The carburetor does this without a computer by using airflow, pressure differences, and carefully sized passages.
Key Facts
- A carburetor mixes air and fuel before the intake valve sends the mixture into the cylinder.
- The venturi narrows the air passage, increasing air speed and lowering pressure.
- Bernoulli idea: faster airflow in the venturi produces lower static pressure.
- Fuel is pulled from the float bowl through a jet when pressure in the venturi is lower than fuel bowl pressure.
- Stoichiometric gasoline mixture is about 14.7 parts air to 1 part fuel by mass.
- Engine speed depends on throttle opening: more open throttle allows more air flow and more fuel flow.
Vocabulary
- Carburetor
- A mechanical fuel metering device that blends air and gasoline into a combustible mixture for an engine.
- Venturi
- A narrowed section of the carburetor throat where air speeds up and pressure drops.
- Jet
- A small calibrated opening that controls how much fuel can flow into the air stream.
- Float bowl
- A small fuel reservoir in the carburetor that keeps fuel at a nearly constant level.
- Throttle plate
- A rotating valve that controls how much air and fuel mixture can enter the engine.
Common Mistakes to Avoid
- Thinking the carburetor sprays fuel because of an electric pump.

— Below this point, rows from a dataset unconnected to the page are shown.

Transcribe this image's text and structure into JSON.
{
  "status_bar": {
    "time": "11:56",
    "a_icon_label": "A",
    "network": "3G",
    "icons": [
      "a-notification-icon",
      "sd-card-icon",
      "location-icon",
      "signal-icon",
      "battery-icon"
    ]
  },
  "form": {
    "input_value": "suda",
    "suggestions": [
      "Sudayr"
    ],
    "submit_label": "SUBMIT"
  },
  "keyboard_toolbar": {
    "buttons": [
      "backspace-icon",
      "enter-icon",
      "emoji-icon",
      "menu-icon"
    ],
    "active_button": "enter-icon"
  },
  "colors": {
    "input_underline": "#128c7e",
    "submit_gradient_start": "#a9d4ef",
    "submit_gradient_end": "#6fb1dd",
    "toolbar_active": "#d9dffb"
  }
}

In a basic carburetor, fuel is mainly drawn into the air stream by the pressure drop created in the venturi.
- Confusing the choke with the throttle. The choke restricts incoming air to make a richer mixture for cold starting, while the throttle controls engine power by changing total airflow.
- Assuming more fuel always means more power. Too much fuel makes the mixture rich, which can burn poorly, waste fuel, foul spark plugs, and reduce power.

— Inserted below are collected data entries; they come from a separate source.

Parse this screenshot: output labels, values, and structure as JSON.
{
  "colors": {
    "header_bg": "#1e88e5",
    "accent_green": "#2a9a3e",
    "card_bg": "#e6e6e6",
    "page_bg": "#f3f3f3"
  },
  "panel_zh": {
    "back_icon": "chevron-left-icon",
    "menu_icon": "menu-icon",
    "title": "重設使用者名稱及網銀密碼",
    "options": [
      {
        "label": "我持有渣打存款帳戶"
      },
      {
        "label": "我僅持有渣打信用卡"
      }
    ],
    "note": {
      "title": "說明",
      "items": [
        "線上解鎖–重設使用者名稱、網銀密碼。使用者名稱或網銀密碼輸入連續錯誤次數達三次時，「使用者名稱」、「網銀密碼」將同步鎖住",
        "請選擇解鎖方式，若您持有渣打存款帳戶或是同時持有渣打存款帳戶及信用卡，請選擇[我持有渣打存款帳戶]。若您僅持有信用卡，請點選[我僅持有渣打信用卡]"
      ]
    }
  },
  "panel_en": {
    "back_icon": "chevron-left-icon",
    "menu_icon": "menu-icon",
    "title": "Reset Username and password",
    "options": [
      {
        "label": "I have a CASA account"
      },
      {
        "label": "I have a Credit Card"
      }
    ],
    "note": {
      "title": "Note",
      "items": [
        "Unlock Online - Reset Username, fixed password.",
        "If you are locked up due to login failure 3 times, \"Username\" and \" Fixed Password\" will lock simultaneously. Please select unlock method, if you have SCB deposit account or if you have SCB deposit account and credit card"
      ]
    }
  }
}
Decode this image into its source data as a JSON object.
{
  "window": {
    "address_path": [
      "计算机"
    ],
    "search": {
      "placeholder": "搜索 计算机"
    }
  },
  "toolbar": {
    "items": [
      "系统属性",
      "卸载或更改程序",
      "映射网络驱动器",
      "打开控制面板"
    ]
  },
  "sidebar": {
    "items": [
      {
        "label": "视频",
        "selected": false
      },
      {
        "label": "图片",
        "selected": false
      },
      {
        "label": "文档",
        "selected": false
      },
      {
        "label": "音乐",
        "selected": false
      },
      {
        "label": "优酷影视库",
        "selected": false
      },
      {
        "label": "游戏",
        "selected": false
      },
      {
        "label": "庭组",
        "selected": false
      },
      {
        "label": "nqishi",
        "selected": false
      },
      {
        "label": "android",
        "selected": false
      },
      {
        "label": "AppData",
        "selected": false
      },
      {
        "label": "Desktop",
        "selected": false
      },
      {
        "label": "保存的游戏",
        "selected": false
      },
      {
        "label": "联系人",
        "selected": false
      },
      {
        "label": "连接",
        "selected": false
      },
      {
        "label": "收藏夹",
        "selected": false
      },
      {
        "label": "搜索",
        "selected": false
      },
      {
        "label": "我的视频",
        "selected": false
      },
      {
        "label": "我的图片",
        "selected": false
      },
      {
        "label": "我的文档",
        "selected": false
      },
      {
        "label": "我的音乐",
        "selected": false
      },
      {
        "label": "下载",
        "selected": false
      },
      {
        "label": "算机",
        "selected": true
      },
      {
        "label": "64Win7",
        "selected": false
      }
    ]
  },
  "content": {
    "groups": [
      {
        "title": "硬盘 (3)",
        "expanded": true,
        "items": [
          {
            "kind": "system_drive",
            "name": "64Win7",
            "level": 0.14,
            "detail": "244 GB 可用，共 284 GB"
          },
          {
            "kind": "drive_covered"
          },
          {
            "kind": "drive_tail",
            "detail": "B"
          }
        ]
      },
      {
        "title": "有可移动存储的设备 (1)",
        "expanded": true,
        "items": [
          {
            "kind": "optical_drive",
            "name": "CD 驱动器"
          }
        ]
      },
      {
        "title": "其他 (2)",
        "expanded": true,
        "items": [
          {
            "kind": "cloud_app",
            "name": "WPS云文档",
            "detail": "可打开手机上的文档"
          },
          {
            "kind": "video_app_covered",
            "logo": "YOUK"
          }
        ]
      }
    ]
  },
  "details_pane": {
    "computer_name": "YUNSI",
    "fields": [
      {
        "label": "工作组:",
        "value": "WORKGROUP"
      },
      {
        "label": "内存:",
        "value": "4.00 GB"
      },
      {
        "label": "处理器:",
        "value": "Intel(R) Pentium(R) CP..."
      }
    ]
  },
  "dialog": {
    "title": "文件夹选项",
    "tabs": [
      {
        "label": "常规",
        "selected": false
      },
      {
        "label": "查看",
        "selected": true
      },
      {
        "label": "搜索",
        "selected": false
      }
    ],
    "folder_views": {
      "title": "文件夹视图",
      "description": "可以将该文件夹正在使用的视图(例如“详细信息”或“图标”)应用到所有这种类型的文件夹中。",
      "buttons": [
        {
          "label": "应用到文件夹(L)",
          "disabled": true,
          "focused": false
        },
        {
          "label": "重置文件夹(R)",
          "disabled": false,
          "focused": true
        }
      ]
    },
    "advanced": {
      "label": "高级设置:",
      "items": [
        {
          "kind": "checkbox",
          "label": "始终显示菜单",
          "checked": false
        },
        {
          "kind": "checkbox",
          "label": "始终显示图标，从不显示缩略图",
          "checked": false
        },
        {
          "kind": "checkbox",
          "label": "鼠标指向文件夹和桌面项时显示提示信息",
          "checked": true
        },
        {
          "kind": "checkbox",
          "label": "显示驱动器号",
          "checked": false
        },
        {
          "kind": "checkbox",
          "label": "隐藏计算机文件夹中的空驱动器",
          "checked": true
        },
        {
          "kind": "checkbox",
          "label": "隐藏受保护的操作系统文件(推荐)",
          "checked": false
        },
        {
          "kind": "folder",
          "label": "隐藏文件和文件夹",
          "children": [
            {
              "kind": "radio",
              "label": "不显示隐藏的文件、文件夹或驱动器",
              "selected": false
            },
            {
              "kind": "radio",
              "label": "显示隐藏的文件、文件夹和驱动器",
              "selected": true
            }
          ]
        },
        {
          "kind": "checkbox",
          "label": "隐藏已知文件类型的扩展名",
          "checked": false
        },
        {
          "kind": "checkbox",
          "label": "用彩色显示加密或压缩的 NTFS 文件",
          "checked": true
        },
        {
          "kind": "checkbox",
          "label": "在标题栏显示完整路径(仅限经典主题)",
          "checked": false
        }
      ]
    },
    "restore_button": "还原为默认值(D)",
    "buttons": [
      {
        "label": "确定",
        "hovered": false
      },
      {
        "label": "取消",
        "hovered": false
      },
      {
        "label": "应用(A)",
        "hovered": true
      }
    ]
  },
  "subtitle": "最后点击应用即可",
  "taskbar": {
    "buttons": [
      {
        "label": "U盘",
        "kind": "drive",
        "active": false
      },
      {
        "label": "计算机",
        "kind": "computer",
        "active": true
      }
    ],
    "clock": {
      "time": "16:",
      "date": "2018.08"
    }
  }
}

- Ignoring air density changes. Cold air, hot air, and high altitude change how much oxygen enters the engine, so a fixed carburetor setting may not produce the same mixture everywhere.
Practice Questions
- 1 A gasoline engine is running at the ideal air fuel ratio of 14.7:1 by mass. If 29.4 g of air enters the engine, how many grams of gasoline are needed?
- 2 A carburetor throat narrows from a cross-sectional area of 12 cm2 to 4 cm2. If air speed before the narrow section is 6 m/s, estimate the air speed in the venturi using continuity, assuming constant air density.
- 3 Explain why partially closing the choke helps a cold engine start, and why leaving it closed after the engine warms up can cause poor running.